Our Man in Mexico: Winston Scott and the Hidden History of the CIA

Our Man in Mexico: Winston Scott and the Hidden History of the CIA - Jefferson Morley Turned out to be a much less interesting book than I had hoped. Win Scott, who was CIA Station Chief in Mexico City during the 1960's, was a minor figure. The central chapters deal, in a very convoluted fashion, with Oswald's visit to the Soviet and Cuban Embassies in Mexico City in September 1963, and introduce some new evidence to show that the CIA knew more about these visits than they subsequently let on. But Morley does not add anything of great significance.

One sidelight, Morley is currently involved in a FOIA suit to get the CIA to cough-up information about George Joannides, who was CIA liaison to the 1970's HSCA investigation (see Fonzi) -- though the CIA never mentioned that Joannides was knee-deep in the handling of the Oswald appearance in Mexico City both after AND before the assassination.
(http://tpmcafe.talkingpointsmemo.com/2009/05/27/dead_spys_jfk_files_pose_a_test_for_obamas_foia_or/)

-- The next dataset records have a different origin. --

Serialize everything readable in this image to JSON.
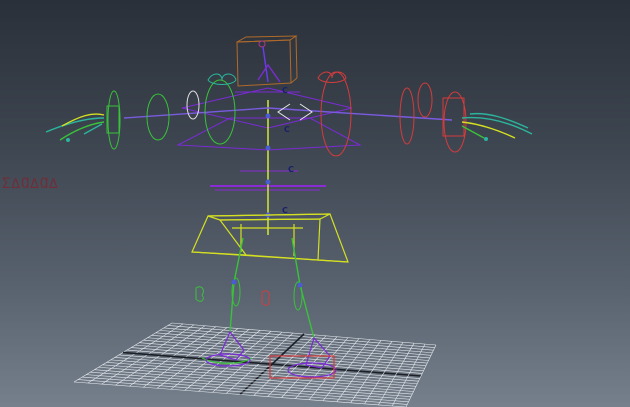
{
  "viewport": {
    "background_top": "#2a3039",
    "background_bottom": "#75808c",
    "grid_color": "#e6e9ee"
  },
  "rig": {
    "colors": {
      "center_controls": "#7b2bd6",
      "spine_yellow": "#d4e021",
      "left_side": "#39c23a",
      "right_side": "#d43c3c",
      "hands": "#2bb59c",
      "head_box": "#b06a2a",
      "joints": "#4b5bd0"
    },
    "pivot_labels": [
      "C",
      "C",
      "C",
      "C"
    ],
    "background_text": "Ʃ∆Ɑ∆Ɑ∆"
  }
}
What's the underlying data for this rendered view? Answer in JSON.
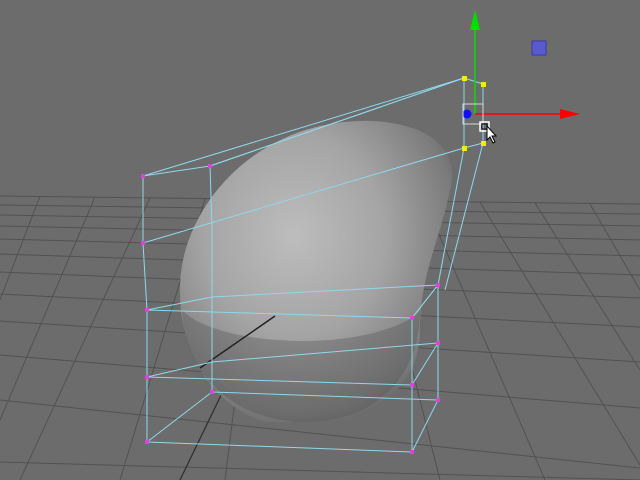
{
  "viewport": {
    "view": "perspective",
    "background_color": "#6c6c6c",
    "grid_color": "#525252",
    "grid_axis_color": "#2c2c2c"
  },
  "object": {
    "shape": "egg",
    "shading": "smooth-gray",
    "selected": false
  },
  "lattice": {
    "wireframe_color": "#8fd8ec",
    "point_color": "#e040e0",
    "selected_point_color": "#f0f000"
  },
  "manipulator": {
    "tool": "move",
    "x_axis_color": "#ff0000",
    "y_axis_color": "#00e000",
    "z_axis_color": "#1010ff",
    "plane_handle_color": "#5a5ad0"
  },
  "cursor": {
    "icon": "arrow-cursor-icon"
  }
}
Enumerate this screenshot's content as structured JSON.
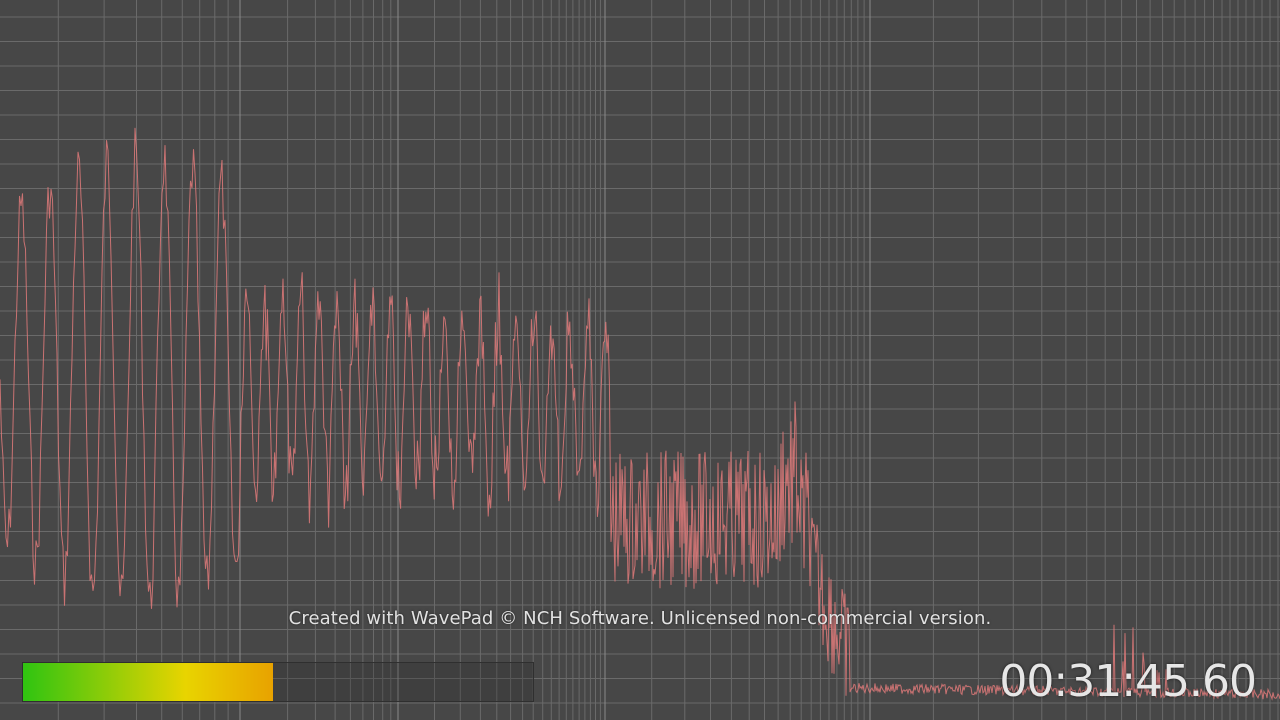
{
  "watermark": "Created with WavePad © NCH Software. Unlicensed non-commercial version.",
  "time_display": "00:31:45.60",
  "level_meter": {
    "level_fraction": 0.49,
    "gradient_colors": [
      "#2fc411",
      "#e8d400",
      "#e8a200"
    ],
    "empty_color": "#2f2f2f"
  },
  "spectrum": {
    "line_color": "#e07a7a",
    "grid_color": "#6a6a6a",
    "grid_major_color": "#8a8a8a",
    "background_color": "#474747"
  }
}
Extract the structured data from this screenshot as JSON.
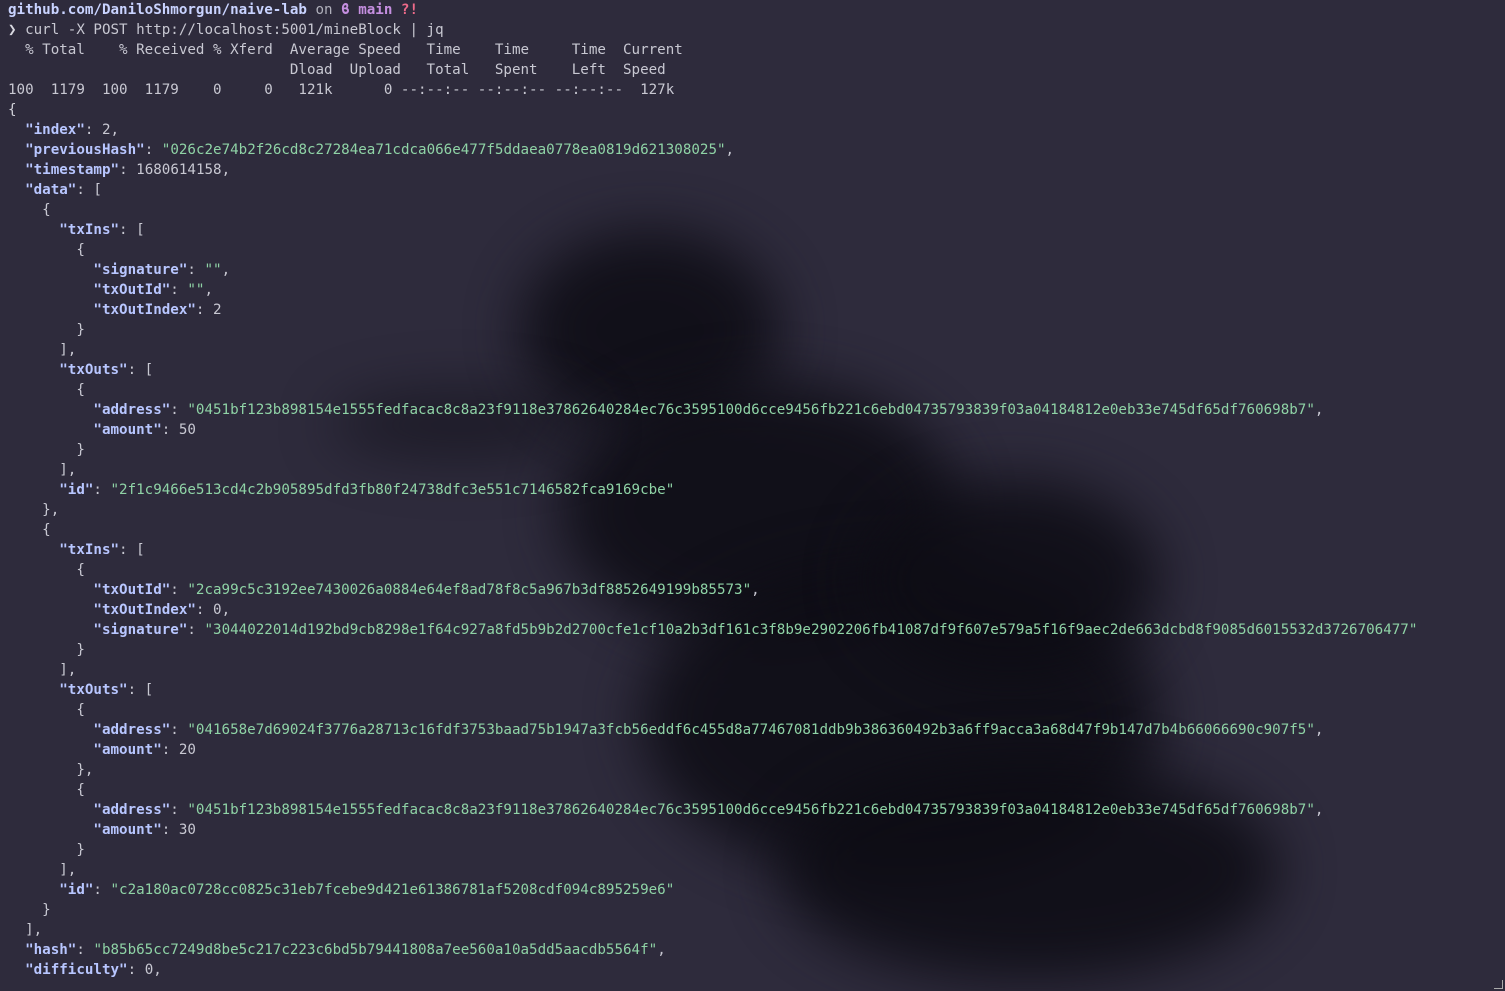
{
  "prompt_line": {
    "repo": "github.com/DaniloShmorgun/naive-lab",
    "on_word": " on ",
    "branch_icon_and_name": "ϐ main",
    "status": " ?!"
  },
  "command_line": {
    "prompt_symbol": "❯",
    "command": "curl -X POST http://localhost:5001/mineBlock | jq"
  },
  "curl_progress": {
    "header1": "  % Total    % Received % Xferd  Average Speed   Time    Time     Time  Current",
    "header2": "                                 Dload  Upload   Total   Spent    Left  Speed",
    "row": "100  1179  100  1179    0     0   121k      0 --:--:-- --:--:-- --:--:--  127k"
  },
  "json_output": {
    "index": "2",
    "previousHash": "\"026c2e74b2f26cd8c27284ea71cdca066e477f5ddaea0778ea0819d621308025\"",
    "timestamp": "1680614158",
    "tx1_signature": "\"\"",
    "tx1_txOutId": "\"\"",
    "tx1_txOutIndex": "2",
    "tx1_out_address": "\"0451bf123b898154e1555fedfacac8c8a23f9118e37862640284ec76c3595100d6cce9456fb221c6ebd04735793839f03a04184812e0eb33e745df65df760698b7\"",
    "tx1_out_amount": "50",
    "tx1_id": "\"2f1c9466e513cd4c2b905895dfd3fb80f24738dfc3e551c7146582fca9169cbe\"",
    "tx2_txOutId": "\"2ca99c5c3192ee7430026a0884e64ef8ad78f8c5a967b3df8852649199b85573\"",
    "tx2_txOutIndex": "0",
    "tx2_signature": "\"3044022014d192bd9cb8298e1f64c927a8fd5b9b2d2700cfe1cf10a2b3df161c3f8b9e2902206fb41087df9f607e579a5f16f9aec2de663dcbd8f9085d6015532d3726706477\"",
    "tx2_out1_address": "\"041658e7d69024f3776a28713c16fdf3753baad75b1947a3fcb56eddf6c455d8a77467081ddb9b386360492b3a6ff9acca3a68d47f9b147d7b4b66066690c907f5\"",
    "tx2_out1_amount": "20",
    "tx2_out2_address": "\"0451bf123b898154e1555fedfacac8c8a23f9118e37862640284ec76c3595100d6cce9456fb221c6ebd04735793839f03a04184812e0eb33e745df65df760698b7\"",
    "tx2_out2_amount": "30",
    "tx2_id": "\"c2a180ac0728cc0825c31eb7fcebe9d421e61386781af5208cdf094c895259e6\"",
    "hash": "\"b85b65cc7249d8be5c217c223c6bd5b79441808a7ee560a10a5dd5aacdb5564f\"",
    "difficulty": "0"
  },
  "keys": {
    "index": "\"index\"",
    "previousHash": "\"previousHash\"",
    "timestamp": "\"timestamp\"",
    "data": "\"data\"",
    "txIns": "\"txIns\"",
    "signature": "\"signature\"",
    "txOutId": "\"txOutId\"",
    "txOutIndex": "\"txOutIndex\"",
    "txOuts": "\"txOuts\"",
    "address": "\"address\"",
    "amount": "\"amount\"",
    "id": "\"id\"",
    "hash": "\"hash\"",
    "difficulty": "\"difficulty\""
  },
  "colors": {
    "background": "#2e2b3c",
    "key": "#b8c6ff",
    "string": "#8fd3a6",
    "branch": "#c58fe0",
    "status": "#ef6b8a"
  }
}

As I have said in other reviews, though many think I'm nuts, it is my view that a thorough reading of the literature shows conclusively not only that Kennedy was killed by a conspiracy, organized by the American Right and the CIA and executed by men associated with the Anti-Castro organizations in Miami and New Orleans, but that so much is now known about these events that the old saw "that we'll never know" is simply absurd and willful blindness. It is, in fact, "case closed" -- but in a manner that Gerald Posner would never have wished for.